Amilcare Quatrini con la moglie Augusta Marianna Mecarini e (da sinistra) i figli Aldo, Archimede, Azelio e Alba Redenta

Vincenzo Ceniti

Una folla di Quatrini, dal capostipite Giuliano (metà Settecento),  agli ultimi di oggi, a testimonianza di quella quercia fertile e solida, sinonimo di albero della vita, che fa da logo nella copertina cartonata del libro curato da Armando, figlio di Azelio (“Amilcare Quatrini & Figli”, marzo 2021, pp. 284) su una dinastia che ha contribuito a scrivere la storia di Viterbo.

Un racconto  “di carta” -  nutrito di date, nomi, fatti, aneddoti, foto ed altro -  per esaltare  la nobile arte della stampa di cui la nostra città è andata fiera attraverso i secoli.  

E i Quatrini ne furono tra i pionieri a cavallo Otto-Novecento, dal tempo di Amilcare (1872-1929) nipote di Giuliano, che da ragazzo a dieci anni venne assunto dalla tipografia di Giuseppe Agnesotti di via Principessa Margherita (l’attuale via Matteotti) dove imparò mestiere, trucchi e sapienza. Da lui, con la moglie Augusta Marianna Mecarini, (detta Nanna), prese via una vivace figliolanza, nucleo fondante della futura tipografia Quatrini con Aldo, Archimede e Azelio.  Anche loro subito a lavorare in tipografia. I primi due da Agnesotti e il più piccolo Azelio in quella parrocchiale di don Alceste a San Leonardo.  Dopo la parentesi del servizio militare, Aldo e Azelio (andarono anche ad Asmara nel 1937) si misero subito insieme e nel 1940 avviarono una cartoleria in Corso Italia (allora Vittorio Emanuele). 

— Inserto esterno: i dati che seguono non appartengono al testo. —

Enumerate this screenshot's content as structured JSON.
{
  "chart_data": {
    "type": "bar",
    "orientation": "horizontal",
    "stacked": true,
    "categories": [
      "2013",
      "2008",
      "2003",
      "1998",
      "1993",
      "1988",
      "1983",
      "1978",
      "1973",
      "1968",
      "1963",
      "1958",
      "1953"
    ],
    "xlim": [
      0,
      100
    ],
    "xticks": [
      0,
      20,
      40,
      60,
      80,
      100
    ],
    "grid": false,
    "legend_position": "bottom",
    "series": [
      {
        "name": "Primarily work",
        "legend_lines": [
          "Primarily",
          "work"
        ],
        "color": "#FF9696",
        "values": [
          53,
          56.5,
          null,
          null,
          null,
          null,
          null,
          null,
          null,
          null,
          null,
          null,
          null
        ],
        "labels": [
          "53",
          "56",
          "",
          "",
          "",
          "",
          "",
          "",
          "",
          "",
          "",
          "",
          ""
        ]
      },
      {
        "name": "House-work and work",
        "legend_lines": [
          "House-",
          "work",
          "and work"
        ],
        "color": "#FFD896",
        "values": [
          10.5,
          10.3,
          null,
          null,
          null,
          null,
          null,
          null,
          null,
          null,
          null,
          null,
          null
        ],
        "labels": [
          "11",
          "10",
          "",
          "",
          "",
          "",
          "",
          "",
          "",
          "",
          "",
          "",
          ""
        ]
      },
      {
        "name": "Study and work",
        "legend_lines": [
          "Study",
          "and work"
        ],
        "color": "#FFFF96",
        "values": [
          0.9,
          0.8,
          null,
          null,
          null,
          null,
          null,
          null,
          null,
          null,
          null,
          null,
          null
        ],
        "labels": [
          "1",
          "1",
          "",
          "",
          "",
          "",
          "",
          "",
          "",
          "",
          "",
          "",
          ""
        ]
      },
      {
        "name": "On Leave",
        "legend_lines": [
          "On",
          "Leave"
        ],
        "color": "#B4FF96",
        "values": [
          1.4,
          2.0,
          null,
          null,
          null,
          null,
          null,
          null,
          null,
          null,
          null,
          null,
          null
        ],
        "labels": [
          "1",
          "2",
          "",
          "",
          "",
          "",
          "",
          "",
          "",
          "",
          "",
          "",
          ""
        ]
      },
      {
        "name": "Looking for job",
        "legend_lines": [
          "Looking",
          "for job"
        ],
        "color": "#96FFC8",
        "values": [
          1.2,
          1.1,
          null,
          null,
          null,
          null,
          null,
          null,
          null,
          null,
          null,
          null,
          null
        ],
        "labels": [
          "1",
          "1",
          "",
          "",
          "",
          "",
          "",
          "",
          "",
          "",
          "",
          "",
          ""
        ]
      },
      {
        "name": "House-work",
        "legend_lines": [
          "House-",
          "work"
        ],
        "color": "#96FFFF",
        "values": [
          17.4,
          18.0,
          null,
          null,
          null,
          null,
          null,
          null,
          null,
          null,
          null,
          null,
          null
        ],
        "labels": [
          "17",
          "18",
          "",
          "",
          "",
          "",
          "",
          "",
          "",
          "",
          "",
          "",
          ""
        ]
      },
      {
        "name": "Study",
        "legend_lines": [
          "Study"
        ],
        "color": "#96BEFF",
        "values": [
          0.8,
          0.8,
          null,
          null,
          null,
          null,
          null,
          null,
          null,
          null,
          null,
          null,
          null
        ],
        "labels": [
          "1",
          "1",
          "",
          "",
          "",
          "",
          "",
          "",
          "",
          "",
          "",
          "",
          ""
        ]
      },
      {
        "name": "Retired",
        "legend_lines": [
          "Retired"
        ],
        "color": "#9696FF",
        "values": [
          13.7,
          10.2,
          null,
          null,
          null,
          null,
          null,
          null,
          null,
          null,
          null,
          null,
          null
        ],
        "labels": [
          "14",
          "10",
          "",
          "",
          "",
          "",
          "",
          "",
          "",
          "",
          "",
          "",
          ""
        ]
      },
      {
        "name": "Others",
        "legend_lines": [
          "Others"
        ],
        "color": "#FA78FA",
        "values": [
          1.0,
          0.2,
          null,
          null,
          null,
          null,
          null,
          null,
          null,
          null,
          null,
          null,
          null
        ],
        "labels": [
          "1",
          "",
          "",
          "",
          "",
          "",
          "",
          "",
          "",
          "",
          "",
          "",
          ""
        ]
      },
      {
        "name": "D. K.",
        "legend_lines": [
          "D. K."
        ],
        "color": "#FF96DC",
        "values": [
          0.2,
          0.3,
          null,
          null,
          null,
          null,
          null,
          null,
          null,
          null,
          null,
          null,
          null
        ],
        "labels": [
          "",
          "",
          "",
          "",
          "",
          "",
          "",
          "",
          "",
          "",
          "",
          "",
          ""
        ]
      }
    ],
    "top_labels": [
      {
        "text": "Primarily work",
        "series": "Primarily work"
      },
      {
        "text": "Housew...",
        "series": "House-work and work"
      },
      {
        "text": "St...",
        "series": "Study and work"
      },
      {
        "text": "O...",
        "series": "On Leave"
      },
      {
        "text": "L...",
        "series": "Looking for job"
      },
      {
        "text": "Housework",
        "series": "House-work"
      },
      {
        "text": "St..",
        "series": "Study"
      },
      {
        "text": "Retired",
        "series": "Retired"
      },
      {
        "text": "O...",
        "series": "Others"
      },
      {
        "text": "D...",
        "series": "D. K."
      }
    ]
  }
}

Poi la guerra e i bombardamenti. Il locale venne raso al suolo, ma risorse con tutta la città, tanto che nel 1947 la cartoleria venne riaperta con arredi moderni e funzionali, alla pari delle altre tre attive in città: Buffetti (davanti  al Caffè Schenardi), Montanari (in via dell’Orologio Vecchio) e Bevilacqua (in via Saffi). Ma l’obiettivo restava la creazione di una tipografia di famiglia. 

L’occasione venne offerta loro proprio in quegli anni Quaranta da don Alceste che stava dismettendo i macchinari della tipografia parrocchiale di San Leonardo, acquistati dai Quatrini e sistemati nei locali di via Card. La Fontaine aperti nel 1947. L’anno dopo verrà ricordato per la stampa del libro “Rosa” (dedicato  alla patrona viterbese) che darà un segnale editoriale chiaro sul taglio delle future collane editoriali.  Seguirono  vari trasferimenti di locali, in funzione di nuovi riassetti aziendali che videro protagonisti soprattutto i figli di Archimede, Mario, Gabriele e Igino. Prima in Corso Italia (angolo via della Sapienza) e successivamente in viale Trieste, in via Santa Lucia e attualmente in via dell’Artigianato. 

Per ragioni di lavoro presso l’Ente Provinciale per il Turismo, iniziai a frequentare la tipografia nel 1973 (anno del primo numero della rivista Tuscia), quando operava in viale Trieste. Inizialmente con impianti di vecchia generazione (tipo linotype), poi con le nuove tecnologie legate all’offset. Dopo la morte di Archimede nel 1976 la ripartizione del lavoro tra i figli avvenne quasi automaticamente. Mario alla stampa e al modulo continuo, Igino alla composizione-impaginazione (curava anche un piccolo orto dietro il capannone) e Gabriele all’amministrazione. 

Ricordo Archimede come un padre saggio e tranquillo, un uomo d’altri tempi, lavoratore, burbero, buono, con la fortuna inestimabile di lavorare in famiglia coi figli, alle prese con un mestiere che aveva sempre amato. Non si scomponeva mai, neanche quando mangiai distrattamente l’unica pesca di un alberello che curava con amore e teneva come una reliquia presso l’ingresso della tipografia. “A ba’ – disse Mario – s’è mangiato la pesca” . Archimede non disse nulla, ero un cliente e non poteva fare altrimenti. Però mi puntò addosso due occhioni acquosi e severi. E’ l’immagine più cara che mi resta di lui.